I had long heard about a hike to Roger's Rock but never visited it so had no idea what to expect. A worthwhile destination as it turns out. Much of the route is off the official trails but the route to the Rock is well defined and easy to follow. I start on the Super Trail and less then half a mile, see a trail breaking left at the above fallen log.
Now I'm on what locals call the Pipeline Trail. It has a few steep ramps but mostly contours around a mountain and generally is a fun, rolling trail to follow. Along the way there are.....
....many fine views. The trail is above the very steep, Kent Springs Trail and eventually......
....skirts it but I bear right and head up a boulder strewn ravine. The trail remains easy to follow although without knowing to go up the ravine, it would be easy to continue on the Kent Springs Trail.
The hillsides are covered with pine needles. Such a different environment from what is a couple thousand feet below me.
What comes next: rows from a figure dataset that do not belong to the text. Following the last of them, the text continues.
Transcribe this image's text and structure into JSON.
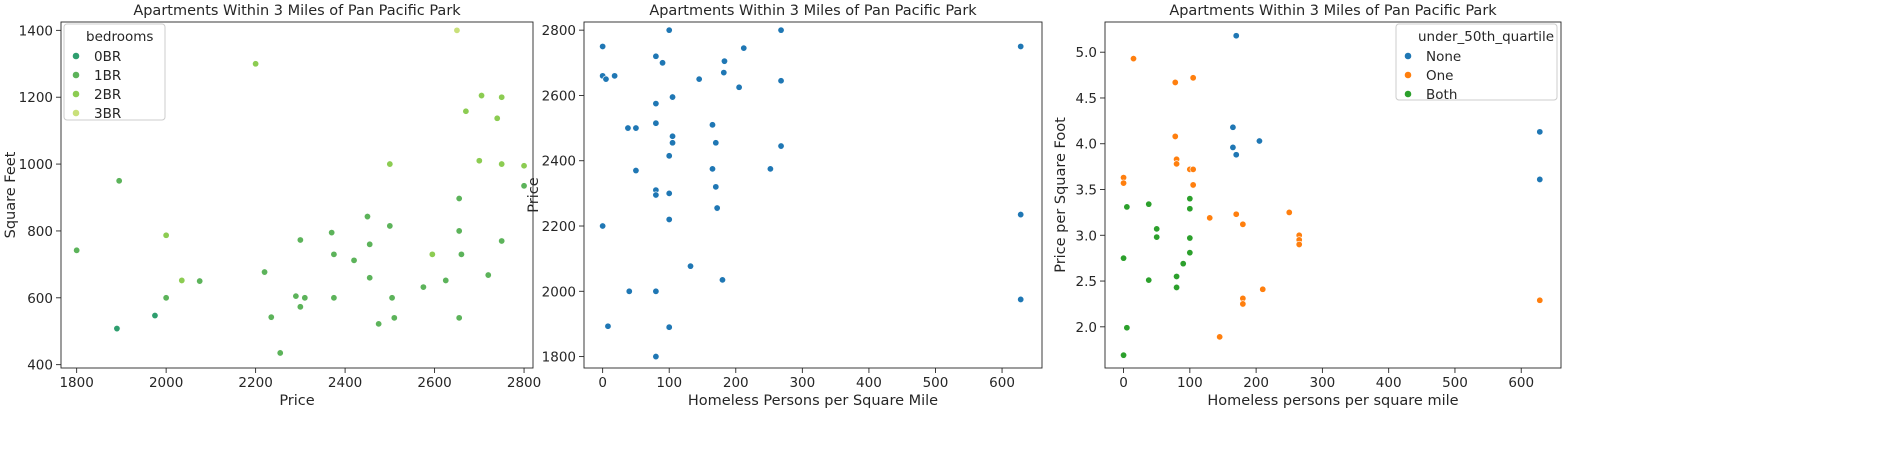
{
  "chart_data": [
    {
      "type": "scatter",
      "title": "Apartments Within 3 Miles of Pan Pacific Park",
      "xlabel": "Price",
      "ylabel": "Square Feet",
      "xlim": [
        1765,
        2820
      ],
      "ylim": [
        390,
        1425
      ],
      "xticks": [
        1800,
        2000,
        2200,
        2400,
        2600,
        2800
      ],
      "yticks": [
        400,
        600,
        800,
        1000,
        1200,
        1400
      ],
      "grid": false,
      "legend": {
        "title": "bedrooms",
        "placement": "top-left",
        "entries": [
          {
            "label": "0BR",
            "color": "#2e9e6e"
          },
          {
            "label": "1BR",
            "color": "#5cb35a"
          },
          {
            "label": "2BR",
            "color": "#8ccc52"
          },
          {
            "label": "3BR",
            "color": "#c9e07a"
          }
        ]
      },
      "series": [
        {
          "name": "0BR",
          "color": "#2e9e6e",
          "points": [
            [
              1890,
              508
            ],
            [
              1975,
              547
            ]
          ]
        },
        {
          "name": "1BR",
          "color": "#5cb35a",
          "points": [
            [
              1800,
              742
            ],
            [
              1895,
              950
            ],
            [
              2000,
              600
            ],
            [
              2075,
              650
            ],
            [
              2220,
              677
            ],
            [
              2235,
              542
            ],
            [
              2255,
              435
            ],
            [
              2290,
              605
            ],
            [
              2300,
              573
            ],
            [
              2310,
              600
            ],
            [
              2370,
              795
            ],
            [
              2375,
              730
            ],
            [
              2375,
              600
            ],
            [
              2420,
              712
            ],
            [
              2450,
              843
            ],
            [
              2455,
              760
            ],
            [
              2455,
              660
            ],
            [
              2475,
              522
            ],
            [
              2500,
              815
            ],
            [
              2505,
              600
            ],
            [
              2510,
              540
            ],
            [
              2575,
              632
            ],
            [
              2625,
              652
            ],
            [
              2655,
              800
            ],
            [
              2655,
              540
            ],
            [
              2660,
              730
            ],
            [
              2720,
              668
            ],
            [
              2750,
              770
            ],
            [
              2800,
              935
            ],
            [
              2655,
              897
            ],
            [
              2300,
              773
            ]
          ]
        },
        {
          "name": "2BR",
          "color": "#8ccc52",
          "points": [
            [
              2000,
              787
            ],
            [
              2035,
              652
            ],
            [
              2200,
              1300
            ],
            [
              2500,
              1000
            ],
            [
              2595,
              730
            ],
            [
              2670,
              1158
            ],
            [
              2700,
              1010
            ],
            [
              2705,
              1205
            ],
            [
              2740,
              1137
            ],
            [
              2750,
              1200
            ],
            [
              2750,
              1000
            ],
            [
              2800,
              995
            ]
          ]
        },
        {
          "name": "3BR",
          "color": "#c9e07a",
          "points": [
            [
              2650,
              1400
            ]
          ]
        }
      ]
    },
    {
      "type": "scatter",
      "title": "Apartments Within 3 Miles of Pan Pacific Park",
      "xlabel": "Homeless Persons per Square Mile",
      "ylabel": "Price",
      "xlim": [
        -28,
        660
      ],
      "ylim": [
        1765,
        2825
      ],
      "xticks": [
        0,
        100,
        200,
        300,
        400,
        500,
        600
      ],
      "yticks": [
        1800,
        2000,
        2200,
        2400,
        2600,
        2800
      ],
      "grid": false,
      "series": [
        {
          "name": "",
          "color": "#1f77b4",
          "points": [
            [
              0,
              2750
            ],
            [
              0,
              2660
            ],
            [
              5,
              2650
            ],
            [
              18,
              2660
            ],
            [
              38,
              2500
            ],
            [
              50,
              2500
            ],
            [
              50,
              2370
            ],
            [
              80,
              2720
            ],
            [
              80,
              2575
            ],
            [
              80,
              2515
            ],
            [
              80,
              2310
            ],
            [
              80,
              2295
            ],
            [
              80,
              2000
            ],
            [
              40,
              2000
            ],
            [
              80,
              1800
            ],
            [
              90,
              2700
            ],
            [
              100,
              2800
            ],
            [
              100,
              2415
            ],
            [
              100,
              2300
            ],
            [
              100,
              2220
            ],
            [
              100,
              1890
            ],
            [
              105,
              2475
            ],
            [
              105,
              2455
            ],
            [
              105,
              2595
            ],
            [
              145,
              2650
            ],
            [
              165,
              2510
            ],
            [
              165,
              2375
            ],
            [
              170,
              2455
            ],
            [
              170,
              2320
            ],
            [
              172,
              2255
            ],
            [
              180,
              2035
            ],
            [
              182,
              2670
            ],
            [
              183,
              2705
            ],
            [
              205,
              2625
            ],
            [
              212,
              2745
            ],
            [
              252,
              2375
            ],
            [
              268,
              2800
            ],
            [
              268,
              2645
            ],
            [
              268,
              2445
            ],
            [
              628,
              2750
            ],
            [
              628,
              2235
            ],
            [
              628,
              1975
            ],
            [
              0,
              2200
            ],
            [
              8,
              1893
            ],
            [
              132,
              2077
            ]
          ]
        }
      ]
    },
    {
      "type": "scatter",
      "title": "Apartments Within 3 Miles of Pan Pacific Park",
      "xlabel": "Homeless persons per square mile",
      "ylabel": "Price per Square Foot",
      "xlim": [
        -28,
        660
      ],
      "ylim": [
        1.55,
        5.33
      ],
      "xticks": [
        0,
        100,
        200,
        300,
        400,
        500,
        600
      ],
      "yticks": [
        2.0,
        2.5,
        3.0,
        3.5,
        4.0,
        4.5,
        5.0
      ],
      "grid": false,
      "legend": {
        "title": "under_50th_quartile",
        "placement": "top-right",
        "entries": [
          {
            "label": "None",
            "color": "#1f77b4"
          },
          {
            "label": "One",
            "color": "#ff7f0e"
          },
          {
            "label": "Both",
            "color": "#2ca02c"
          }
        ]
      },
      "series": [
        {
          "name": "None",
          "color": "#1f77b4",
          "points": [
            [
              170,
              5.18
            ],
            [
              165,
              4.18
            ],
            [
              165,
              3.96
            ],
            [
              170,
              3.88
            ],
            [
              205,
              4.03
            ],
            [
              628,
              4.13
            ],
            [
              628,
              3.61
            ]
          ]
        },
        {
          "name": "One",
          "color": "#ff7f0e",
          "points": [
            [
              15,
              4.93
            ],
            [
              78,
              4.67
            ],
            [
              105,
              4.72
            ],
            [
              78,
              4.08
            ],
            [
              80,
              3.83
            ],
            [
              80,
              3.78
            ],
            [
              100,
              3.72
            ],
            [
              105,
              3.72
            ],
            [
              105,
              3.55
            ],
            [
              0,
              3.63
            ],
            [
              0,
              3.57
            ],
            [
              130,
              3.19
            ],
            [
              170,
              3.23
            ],
            [
              180,
              3.12
            ],
            [
              180,
              2.31
            ],
            [
              180,
              2.25
            ],
            [
              210,
              2.41
            ],
            [
              145,
              1.89
            ],
            [
              250,
              3.25
            ],
            [
              265,
              3.0
            ],
            [
              265,
              2.95
            ],
            [
              265,
              2.9
            ],
            [
              628,
              2.29
            ]
          ]
        },
        {
          "name": "Both",
          "color": "#2ca02c",
          "points": [
            [
              0,
              2.75
            ],
            [
              5,
              3.31
            ],
            [
              5,
              1.99
            ],
            [
              0,
              1.69
            ],
            [
              38,
              3.34
            ],
            [
              50,
              3.07
            ],
            [
              50,
              2.98
            ],
            [
              38,
              2.51
            ],
            [
              80,
              2.55
            ],
            [
              80,
              2.43
            ],
            [
              90,
              2.69
            ],
            [
              100,
              3.4
            ],
            [
              100,
              3.29
            ],
            [
              100,
              2.97
            ],
            [
              100,
              2.81
            ]
          ]
        }
      ]
    }
  ]
}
My hike started at 5400' elevation so the temperature difference is significant.
After perhaps 1.5 miles from the parking lot at the top of Madera Canyon, I reach this tree with an oddly shaped trunk. Here, a spur trail breaks left and it too is obvious.
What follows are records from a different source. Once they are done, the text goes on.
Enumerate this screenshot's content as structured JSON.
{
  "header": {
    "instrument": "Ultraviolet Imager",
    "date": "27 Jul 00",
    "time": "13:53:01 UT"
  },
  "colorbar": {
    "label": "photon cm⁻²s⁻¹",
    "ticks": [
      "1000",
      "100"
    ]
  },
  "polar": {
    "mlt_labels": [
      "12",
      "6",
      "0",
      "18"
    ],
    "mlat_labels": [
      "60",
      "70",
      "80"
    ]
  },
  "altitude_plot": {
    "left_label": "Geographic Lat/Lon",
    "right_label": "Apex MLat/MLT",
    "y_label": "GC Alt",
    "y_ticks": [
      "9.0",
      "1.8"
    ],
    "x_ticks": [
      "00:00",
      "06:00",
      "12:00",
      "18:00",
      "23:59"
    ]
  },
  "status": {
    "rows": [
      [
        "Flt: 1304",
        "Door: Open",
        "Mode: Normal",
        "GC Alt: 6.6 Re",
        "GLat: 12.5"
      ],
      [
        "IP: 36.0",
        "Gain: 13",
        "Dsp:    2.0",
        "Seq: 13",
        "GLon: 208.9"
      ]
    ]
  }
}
So far, I've not seen any significant rock but rounding a corner, this has to be it. There are several options for climbing around and above it on the right. Reaching the back of the rock I am greeted with....
....a beautiful opening onto Roger's Rock. Don't ask. I have no idea the origination of the name.
The top of the Rock is relatively flat and expansive. Some good rock seats are available right at the edge.
California wild fires are having an impact on the views as smoke drifts to the east and fills our sky.
There is a really good example of a hedgehog growing on the Rock. The Rock was not my final destination. I read that a trail continues above it and in 2 miles, reaches Shovel Saddle. It was not my intent to go all the way, just scout the route so I continue up a ridge.
A lizard appears to be giving me the evil eye.
Surprisingly, the unofficial trail is easy to follow although brush is encroaching a bit.
Seeing that the route is much easier to follow then I thought, relieved, I turn around.
When I reached the Pipeline Trail, I spotted a Border Patrol Agent, my 3rd encounter in the last week. I've enjoyed talking to each of them and their perspective. One thing has puzzled me though; I always assumed the drug runners and other border crossers used the network of washes to move through the area. I asked this guy about that and he said partly it was the availability of springs for drinking water but mainly, if a group is spotted (in this case there were 15 some where in this wilderness), it takes the agents hours to respond, gear up and hike. By that time, the group can be long gone. Finished with 5.2 miles and 1500' of climbing. Well, headed north to the Grand Canyon and much cooler temps. Will report back soon.